Chemometrics applies multivariate statistical and mathematical methods to extract maximum information from complex analytical data. Principal component analysis, calibration models, and classification algorithms enable pattern recognition and prediction in spectroscopic and chromatographic data.
Traditional analytical chemistry often reduces a measurement to a single number — one peak height, one absorbance value, one concentration. But modern instruments generate vast amounts of data simultaneously: a UV-Vis spectrum contains hundreds of absorbance values across different wavelengths, an HPLC run produces a continuous signal over time, and a mass spectrometer can record thousands of ion intensities in a single scan. Chemometrics is the discipline that takes all of this multivariate data and extracts meaningful chemical information from it using the statistical and linear algebra tools you already know — matrices, eigenvectors, and regression — applied specifically to chemical measurement problems.

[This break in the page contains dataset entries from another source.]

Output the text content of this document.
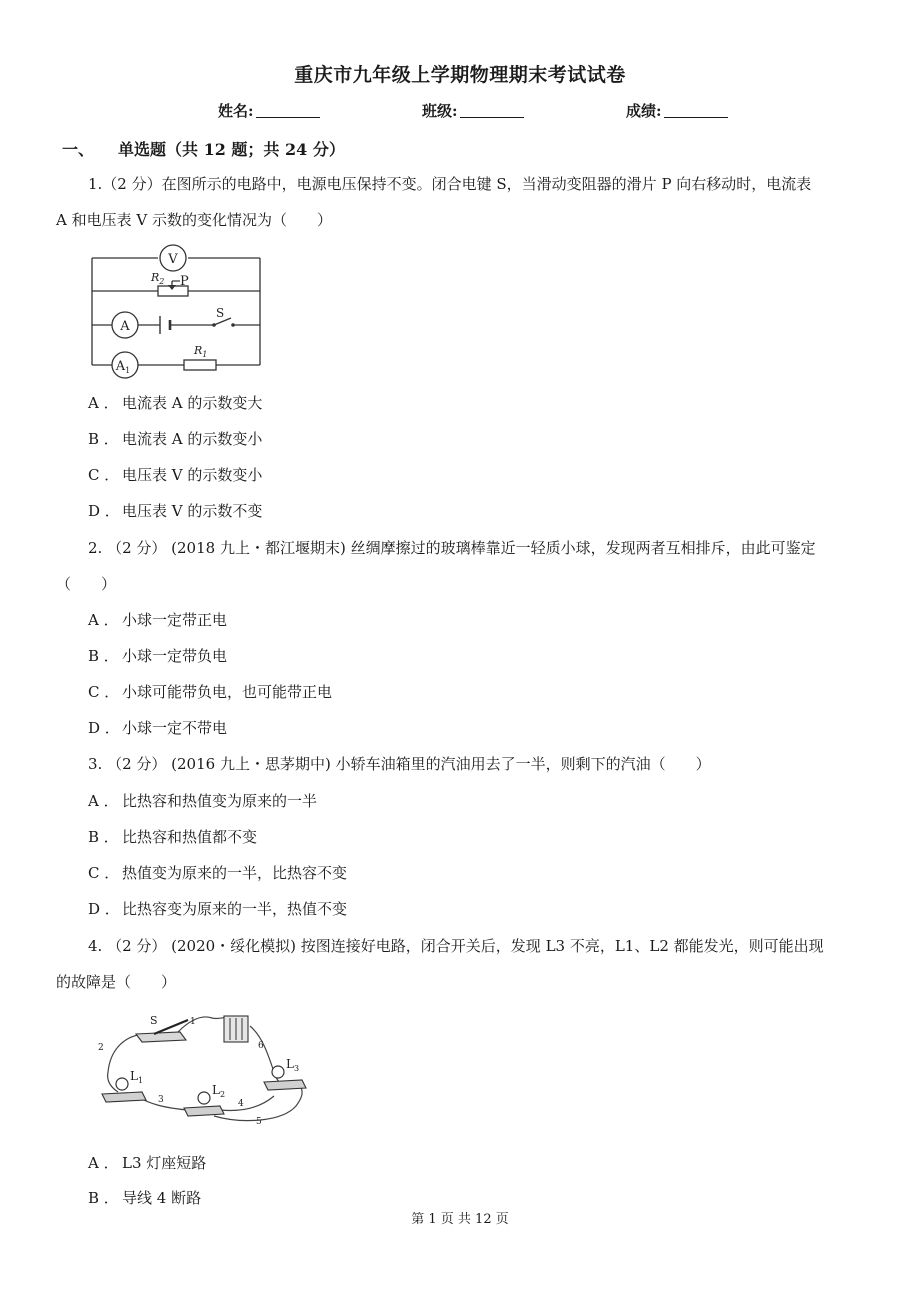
重庆市九年级上学期物理期末考试试卷
姓名:	班级:	成绩:
一、 单选题（共 12 题；共 24 分）
1.（2 分）在图所示的电路中，电源电压保持不变。闭合电键 S，当滑动变阻器的滑片 P 向右移动时，电流表
A 和电压表 V 示数的变化情况为（　　）
V
$R_2$ P
A
S
$A_1$
$R_1$
A ． 电流表 A 的示数变大
B ． 电流表 A 的示数变小
C ． 电压表 V 的示数变小
D ． 电压表 V 的示数不变
2. （2 分） (2018 九上・都江堰期末) 丝绸摩擦过的玻璃棒靠近一轻质小球，发现两者互相排斥，由此可鉴定
（　　）
A ． 小球一定带正电
B ． 小球一定带负电
C ． 小球可能带负电，也可能带正电
D ． 小球一定不带电
3. （2 分） (2016 九上・思茅期中) 小轿车油箱里的汽油用去了一半，则剩下的汽油（　　）
A ． 比热容和热值变为原来的一半
B ． 比热容和热值都不变
C ． 热值变为原来的一半，比热容不变
D ． 比热容变为原来的一半，热值不变
4. （2 分） (2020・绥化模拟) 按图连接好电路，闭合开关后，发现 L3 不亮，L1、L2 都能发光，则可能出现
的故障是（　　）
S
$L_1$
$L_2$
$L_3$
1
2
3	4
5
6
A ． L3 灯座短路
B ． 导线 4 断路
第 1 页 共 12 页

The workhorse technique is principal component analysis (PCA), which you can think of as finding the directions of greatest variation in a high-dimensional dataset. Imagine you have IR spectra of 50 olive oil samples, each spectrum containing 2000 data points. PCA identifies the handful of orthogonal directions (principal components) that capture most of the variance. When you plot samples on the first two principal components, oils from different regions or with different adulterants often cluster into distinct groups — without you ever specifying which wavelengths to examine. The eigenvectors from your linear algebra prerequisite are doing the heavy lifting: each principal component is an eigenvector of the covariance matrix, and its eigenvalue tells you how much of the total variance it explains. In practice, two or three components often capture 95% of the information in spectra that originally had thousands of variables.
Beyond exploratory pattern recognition, chemometrics builds multivariate calibration models that predict chemical properties from spectral data. Partial least squares (PLS) regression is the standard approach: rather than regressing concentration on a single absorbance peak, PLS uses the entire spectrum (or a selected region) to build a model that relates spectral variation to analyte concentration. This is powerful because it handles collinear variables — neighboring wavelengths in a spectrum are highly correlated, which breaks ordinary least squares regression, but PLS compresses them into latent variables first. A pharmaceutical company might use a PLS model to predict tablet potency from a near-IR spectrum in seconds, replacing a 30-minute wet chemistry assay.
Classification methods like linear discriminant analysis (LDA) and soft independent modeling of class analogy (SIMCA) extend chemometrics into qualitative territory. Given training spectra from known classes — authentic versus counterfeit drugs, different bacterial strains, contaminated versus clean food samples — these algorithms learn decision boundaries that assign unknown samples to categories. SIMCA builds a separate PCA model for each class and checks whether a new sample fits within the class boundaries; LDA finds the linear combination of variables that maximizes separation between classes. The key insight connecting all of these methods is the same: chemical data is redundant, and the true dimensionality of the problem is far smaller than the number of measured variables. Chemometrics exploits that redundancy to find signals that would be invisible in univariate analysis.